Aku merebahkan diri di kasur, lelah. Tak berapa lama, ponselku berdering, lelaki pujaan hatiku menelpon. Sepertinya dia memang tidak bisa berpisah lama-lama denganku. Sungguh manis sekali.
“Ada apa, Sayang?” Manja, aku menanyainya begitu telpon kami terhubung.
“Besok aku tidak bisa menjemputmu di tempat kerja, ada kerjaan,” sahutnya memberikan kabar buruk.
Aku menghela napas panjang dan berat.
“Jangan sedih, sebagai gantinya, lusa akan aku ajak jalan ke mall,” janjinya membuatku tersenyum senang.
“Aku boleh meminta apapun?”
“tentu saja, Sayang.”
Senyumanku semakin lebar.
“Baiklah,” jawabku setuju.
“Sampai jumpa besok lusa, Sayang.
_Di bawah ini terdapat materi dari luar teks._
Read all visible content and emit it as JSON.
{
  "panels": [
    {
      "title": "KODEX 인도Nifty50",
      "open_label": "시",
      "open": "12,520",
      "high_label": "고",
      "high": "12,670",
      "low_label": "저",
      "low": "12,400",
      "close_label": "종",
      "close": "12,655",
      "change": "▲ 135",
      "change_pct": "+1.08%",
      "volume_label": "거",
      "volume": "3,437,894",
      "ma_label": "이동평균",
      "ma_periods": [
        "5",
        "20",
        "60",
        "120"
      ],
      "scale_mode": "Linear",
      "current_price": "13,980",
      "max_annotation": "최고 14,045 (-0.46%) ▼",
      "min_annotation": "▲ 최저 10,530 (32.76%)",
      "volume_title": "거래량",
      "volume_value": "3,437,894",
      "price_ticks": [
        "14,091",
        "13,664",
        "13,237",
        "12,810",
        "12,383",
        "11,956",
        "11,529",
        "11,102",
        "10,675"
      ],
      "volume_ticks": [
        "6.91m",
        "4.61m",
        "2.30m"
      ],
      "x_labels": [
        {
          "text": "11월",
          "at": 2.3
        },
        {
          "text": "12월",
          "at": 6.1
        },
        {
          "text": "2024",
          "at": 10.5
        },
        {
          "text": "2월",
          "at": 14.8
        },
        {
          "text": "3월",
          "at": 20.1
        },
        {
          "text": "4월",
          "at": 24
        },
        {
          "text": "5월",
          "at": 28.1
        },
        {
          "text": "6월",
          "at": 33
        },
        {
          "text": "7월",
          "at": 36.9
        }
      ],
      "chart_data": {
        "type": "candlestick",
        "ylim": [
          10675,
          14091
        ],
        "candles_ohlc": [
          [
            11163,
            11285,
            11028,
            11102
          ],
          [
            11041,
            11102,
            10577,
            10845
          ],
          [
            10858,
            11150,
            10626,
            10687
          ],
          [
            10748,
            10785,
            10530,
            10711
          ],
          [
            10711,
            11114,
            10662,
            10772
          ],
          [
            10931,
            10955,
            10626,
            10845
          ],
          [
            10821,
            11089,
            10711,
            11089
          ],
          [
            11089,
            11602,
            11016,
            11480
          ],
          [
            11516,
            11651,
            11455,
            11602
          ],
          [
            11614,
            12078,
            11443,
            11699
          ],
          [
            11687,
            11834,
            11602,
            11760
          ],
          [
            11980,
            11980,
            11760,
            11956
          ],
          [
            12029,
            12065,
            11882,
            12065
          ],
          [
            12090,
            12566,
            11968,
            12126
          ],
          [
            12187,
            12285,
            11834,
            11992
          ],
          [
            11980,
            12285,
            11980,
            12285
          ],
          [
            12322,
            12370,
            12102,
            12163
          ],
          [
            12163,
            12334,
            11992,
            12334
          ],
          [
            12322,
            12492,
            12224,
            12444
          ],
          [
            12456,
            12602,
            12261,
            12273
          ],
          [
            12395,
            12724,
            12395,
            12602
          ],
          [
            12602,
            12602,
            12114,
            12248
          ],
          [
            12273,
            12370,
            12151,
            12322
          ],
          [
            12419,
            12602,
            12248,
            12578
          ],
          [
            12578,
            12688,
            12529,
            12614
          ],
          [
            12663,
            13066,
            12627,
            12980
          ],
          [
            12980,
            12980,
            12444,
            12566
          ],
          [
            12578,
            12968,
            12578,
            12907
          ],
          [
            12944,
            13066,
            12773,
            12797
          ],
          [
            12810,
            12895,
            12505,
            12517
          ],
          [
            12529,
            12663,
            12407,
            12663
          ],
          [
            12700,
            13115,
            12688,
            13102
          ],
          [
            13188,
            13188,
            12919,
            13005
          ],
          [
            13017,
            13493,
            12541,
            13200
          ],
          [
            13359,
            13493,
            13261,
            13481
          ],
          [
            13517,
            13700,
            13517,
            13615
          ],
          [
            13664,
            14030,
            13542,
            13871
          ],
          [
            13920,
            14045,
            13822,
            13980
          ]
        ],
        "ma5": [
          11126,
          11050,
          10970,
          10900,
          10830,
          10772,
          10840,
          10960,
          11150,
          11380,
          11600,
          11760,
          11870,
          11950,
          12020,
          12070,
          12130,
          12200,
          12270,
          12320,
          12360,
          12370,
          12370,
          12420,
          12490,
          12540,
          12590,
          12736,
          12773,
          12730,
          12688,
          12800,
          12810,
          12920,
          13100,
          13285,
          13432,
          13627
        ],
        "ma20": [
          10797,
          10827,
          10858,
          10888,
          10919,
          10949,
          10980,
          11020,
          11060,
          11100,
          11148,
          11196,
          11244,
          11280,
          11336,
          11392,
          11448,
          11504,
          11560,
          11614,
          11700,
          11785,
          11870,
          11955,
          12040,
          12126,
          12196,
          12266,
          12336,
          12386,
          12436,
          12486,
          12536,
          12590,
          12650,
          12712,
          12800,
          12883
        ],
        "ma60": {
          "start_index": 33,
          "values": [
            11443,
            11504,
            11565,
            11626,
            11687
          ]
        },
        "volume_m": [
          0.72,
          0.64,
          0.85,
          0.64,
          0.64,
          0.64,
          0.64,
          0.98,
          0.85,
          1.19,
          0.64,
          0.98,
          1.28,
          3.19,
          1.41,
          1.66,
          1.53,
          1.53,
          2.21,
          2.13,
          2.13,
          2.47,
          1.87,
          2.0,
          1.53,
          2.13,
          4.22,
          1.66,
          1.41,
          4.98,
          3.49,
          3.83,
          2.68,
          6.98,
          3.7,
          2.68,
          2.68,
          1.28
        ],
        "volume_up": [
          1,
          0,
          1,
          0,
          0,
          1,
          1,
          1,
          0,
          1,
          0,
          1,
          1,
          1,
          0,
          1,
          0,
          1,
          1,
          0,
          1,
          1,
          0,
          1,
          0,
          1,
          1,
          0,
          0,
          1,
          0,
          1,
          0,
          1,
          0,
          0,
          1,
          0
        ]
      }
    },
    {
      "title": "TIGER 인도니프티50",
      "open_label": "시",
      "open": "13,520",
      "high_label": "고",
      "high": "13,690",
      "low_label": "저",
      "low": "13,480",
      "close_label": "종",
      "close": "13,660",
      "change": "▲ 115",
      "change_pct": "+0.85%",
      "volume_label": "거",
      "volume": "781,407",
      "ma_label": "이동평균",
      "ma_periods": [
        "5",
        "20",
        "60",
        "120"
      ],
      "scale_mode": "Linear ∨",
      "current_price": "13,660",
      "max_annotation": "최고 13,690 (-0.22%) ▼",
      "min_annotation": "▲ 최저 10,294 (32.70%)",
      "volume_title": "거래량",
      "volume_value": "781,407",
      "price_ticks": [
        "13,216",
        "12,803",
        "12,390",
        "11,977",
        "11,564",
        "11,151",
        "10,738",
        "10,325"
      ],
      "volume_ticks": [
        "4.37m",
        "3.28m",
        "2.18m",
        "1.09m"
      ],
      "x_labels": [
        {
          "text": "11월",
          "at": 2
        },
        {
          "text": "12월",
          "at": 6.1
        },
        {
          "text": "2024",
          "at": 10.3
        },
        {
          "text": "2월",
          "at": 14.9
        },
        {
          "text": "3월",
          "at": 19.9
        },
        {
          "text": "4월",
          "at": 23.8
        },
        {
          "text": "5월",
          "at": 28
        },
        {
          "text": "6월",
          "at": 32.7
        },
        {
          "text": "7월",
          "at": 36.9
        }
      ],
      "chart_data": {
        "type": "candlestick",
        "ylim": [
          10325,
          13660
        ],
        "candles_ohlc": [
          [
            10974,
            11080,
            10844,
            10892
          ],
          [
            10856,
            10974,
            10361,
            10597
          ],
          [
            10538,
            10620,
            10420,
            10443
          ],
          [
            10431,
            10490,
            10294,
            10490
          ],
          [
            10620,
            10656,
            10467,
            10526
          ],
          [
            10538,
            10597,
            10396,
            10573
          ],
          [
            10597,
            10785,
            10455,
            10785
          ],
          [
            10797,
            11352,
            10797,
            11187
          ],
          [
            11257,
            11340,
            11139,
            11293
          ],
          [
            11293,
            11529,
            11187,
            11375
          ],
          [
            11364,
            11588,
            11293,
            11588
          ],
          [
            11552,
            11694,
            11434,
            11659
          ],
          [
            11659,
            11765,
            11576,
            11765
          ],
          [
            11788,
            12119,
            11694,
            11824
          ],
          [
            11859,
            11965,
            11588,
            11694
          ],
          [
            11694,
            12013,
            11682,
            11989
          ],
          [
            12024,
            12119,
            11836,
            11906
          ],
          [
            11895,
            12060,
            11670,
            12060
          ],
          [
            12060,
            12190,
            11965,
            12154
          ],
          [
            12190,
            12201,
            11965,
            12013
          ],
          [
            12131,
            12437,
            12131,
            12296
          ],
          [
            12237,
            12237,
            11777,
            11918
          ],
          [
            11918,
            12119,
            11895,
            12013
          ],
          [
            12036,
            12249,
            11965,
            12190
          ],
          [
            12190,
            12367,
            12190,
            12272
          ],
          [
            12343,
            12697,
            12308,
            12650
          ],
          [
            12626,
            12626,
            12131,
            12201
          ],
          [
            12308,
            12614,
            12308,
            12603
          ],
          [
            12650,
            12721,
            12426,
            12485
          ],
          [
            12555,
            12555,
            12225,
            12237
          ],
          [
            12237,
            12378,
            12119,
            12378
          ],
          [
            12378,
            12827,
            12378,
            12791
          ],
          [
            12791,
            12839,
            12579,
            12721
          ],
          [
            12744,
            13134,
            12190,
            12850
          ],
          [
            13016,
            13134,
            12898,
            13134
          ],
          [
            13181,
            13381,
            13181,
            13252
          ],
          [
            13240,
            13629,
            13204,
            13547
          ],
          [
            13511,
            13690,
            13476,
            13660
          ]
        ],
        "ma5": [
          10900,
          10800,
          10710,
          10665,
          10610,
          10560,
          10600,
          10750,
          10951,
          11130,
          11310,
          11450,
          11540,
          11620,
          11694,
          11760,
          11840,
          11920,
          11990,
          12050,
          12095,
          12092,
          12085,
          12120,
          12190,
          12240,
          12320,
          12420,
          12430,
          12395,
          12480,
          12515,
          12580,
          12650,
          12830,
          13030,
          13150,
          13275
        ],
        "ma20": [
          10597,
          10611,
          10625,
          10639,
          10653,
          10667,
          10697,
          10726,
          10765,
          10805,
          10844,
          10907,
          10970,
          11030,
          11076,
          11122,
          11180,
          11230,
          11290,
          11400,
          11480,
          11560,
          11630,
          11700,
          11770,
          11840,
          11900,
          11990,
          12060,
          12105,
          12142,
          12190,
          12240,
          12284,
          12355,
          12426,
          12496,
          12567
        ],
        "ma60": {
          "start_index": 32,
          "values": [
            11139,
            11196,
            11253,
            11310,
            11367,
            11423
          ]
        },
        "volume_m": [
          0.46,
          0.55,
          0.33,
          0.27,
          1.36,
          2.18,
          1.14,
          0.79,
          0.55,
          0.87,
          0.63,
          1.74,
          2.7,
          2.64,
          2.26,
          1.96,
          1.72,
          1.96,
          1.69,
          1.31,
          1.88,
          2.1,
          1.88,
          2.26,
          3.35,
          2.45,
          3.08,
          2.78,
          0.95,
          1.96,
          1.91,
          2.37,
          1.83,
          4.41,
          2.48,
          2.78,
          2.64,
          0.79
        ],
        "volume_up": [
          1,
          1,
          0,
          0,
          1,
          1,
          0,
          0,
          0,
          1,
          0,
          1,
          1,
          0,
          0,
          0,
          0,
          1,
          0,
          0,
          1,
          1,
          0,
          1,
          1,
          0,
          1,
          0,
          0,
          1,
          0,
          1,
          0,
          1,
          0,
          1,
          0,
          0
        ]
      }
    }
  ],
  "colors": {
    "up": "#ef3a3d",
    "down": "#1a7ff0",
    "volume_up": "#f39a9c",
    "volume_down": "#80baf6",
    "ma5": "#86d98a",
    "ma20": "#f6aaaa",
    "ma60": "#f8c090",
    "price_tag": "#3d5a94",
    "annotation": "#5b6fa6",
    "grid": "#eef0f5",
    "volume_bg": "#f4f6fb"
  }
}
I love you.”
“I love you too.”
Telpon pun diakhiri. Hatiku berbunga-bunga. Walaupun besok kami tidak bisa bertemu, setidaknya, lusa, dia akan memenuhi segala yang aku butuhkan. Aku mulai melihat-lihat sekitarku, berpikir barang apa yang sudah habis dan harus dibeli. Selagi ATM berjalan masih ada, aku harus memanfaatkannya sebaik mungkin. Ini bukan sifat matre, melainkan memanfaatkan kesempatan. Lagipula, manusia terbaik adalah manusia yang paling bermanfaat bagi orang lain, benar kan? Juga, aku tidak meminta, Fuad yang menawarkan. Rezeki tidak boleh ditolak.